公衆Wi-Fi導入以降、リナシティかのやのフリールームでは、高校生がWi-Fiを利用する姿が見られるようになりました。利用目的の大半はモバイル回線利用料の節約であり、公衆Wi-Fiの存在が市民に少しずつ認知され、利用され始めています。

「民間でも公衆Wi-Fiを備えた施設・店舗が増えていますので、相乗効果でWi-Fi利用者は増えていくと思います。第1期・第2期の対象から漏れた施設に追加設置してほしいという意見も届くようになっていますので、今後はそういった市民の声に応えながら、公衆Wi-Fiの拡充を進めていきたいと考えています。」(中尾氏)

周辺地域との規格統一で、より便利な公衆Wi-Fiに

鹿屋市を含む大隅半島の4市5町は、互いに連携しながら
大隅地域の振興・発展に取り組んでいる。公衆Wi-Fiについても、
今後規格を統一し、シームレスに利用できる環境づくりを検討している

鹿屋市では、近隣の自治体との連携も視野に入れながら、公衆Wi-Fiのより有効な活用方法を模索しています。

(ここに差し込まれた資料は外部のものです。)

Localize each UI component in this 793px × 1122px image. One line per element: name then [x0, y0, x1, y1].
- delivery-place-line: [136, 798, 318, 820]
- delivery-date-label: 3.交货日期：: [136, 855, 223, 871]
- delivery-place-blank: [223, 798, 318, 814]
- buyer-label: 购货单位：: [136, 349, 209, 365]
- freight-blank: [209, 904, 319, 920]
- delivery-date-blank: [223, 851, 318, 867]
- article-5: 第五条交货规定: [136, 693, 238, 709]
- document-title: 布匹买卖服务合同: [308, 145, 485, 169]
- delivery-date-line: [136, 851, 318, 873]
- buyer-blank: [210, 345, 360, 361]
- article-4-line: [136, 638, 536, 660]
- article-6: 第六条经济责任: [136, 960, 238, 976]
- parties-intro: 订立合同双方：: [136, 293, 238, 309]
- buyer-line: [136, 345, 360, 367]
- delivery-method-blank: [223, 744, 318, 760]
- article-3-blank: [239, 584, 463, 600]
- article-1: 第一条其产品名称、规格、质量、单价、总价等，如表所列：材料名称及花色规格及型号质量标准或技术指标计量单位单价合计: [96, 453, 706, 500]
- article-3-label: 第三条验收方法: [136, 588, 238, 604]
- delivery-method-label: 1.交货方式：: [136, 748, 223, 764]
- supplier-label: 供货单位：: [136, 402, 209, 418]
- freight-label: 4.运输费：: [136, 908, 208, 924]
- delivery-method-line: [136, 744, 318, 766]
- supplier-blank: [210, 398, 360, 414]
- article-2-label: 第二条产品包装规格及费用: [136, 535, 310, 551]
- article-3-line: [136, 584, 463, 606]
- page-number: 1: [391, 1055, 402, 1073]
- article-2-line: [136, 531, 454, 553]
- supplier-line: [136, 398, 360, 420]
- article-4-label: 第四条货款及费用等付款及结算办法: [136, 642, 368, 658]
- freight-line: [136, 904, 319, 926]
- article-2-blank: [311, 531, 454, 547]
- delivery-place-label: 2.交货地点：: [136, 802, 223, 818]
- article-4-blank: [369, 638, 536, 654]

「大隅半島には、鹿屋市の他、肝付町、東串良町、大崎町、錦江町、南大隅町、志布志市、垂水市、曽於市の8つの自治体があり、常に情報交換を行い、連携しながら、大隅地域の振興と発展を目指しています。公衆Wi-Fiについては、これまで各自治体が独自に事業を進めてきましたが、これを統一していく方向で現在検討を進めています。SSIDと認証方法を統一すれば、一度認証するだけでどの地域でもシームレスに公衆Wi-Fiが利用できるようになり、市民・町民にとっても、観光客にとっても大変便利になります。今後はさらに観光やPRなど、公衆Wi-Fiの新たな活用方法を模索しながら、高齢者の見守りや農業、獣害対策など、様々な分野にICTを活用し、市民サービスの向上と地域の課題解決につなげていきたいと考えています。」(中尾氏)


取材後記

防災Wi-Fiは非常用持ち出し袋と同じで、平常時は使われず、災害が起きて初めて役立つもの。そうした考えから導入が先延ばしになっている自治体も多いことと思います。鹿屋市のように平常時にも利用する前提で公衆Wi-Fiを導入すれば、費用対効果が高まり、より導入がしやすくなるのではないでしょうか。IoTの進化に伴い、Wi-Fiの用途は今後さらに拡がっていきます。防災Wi-Fi導入を検討される際には、防災以外の公衆Wi-Fiの活用方法についても併せてご検討されることをお勧めします。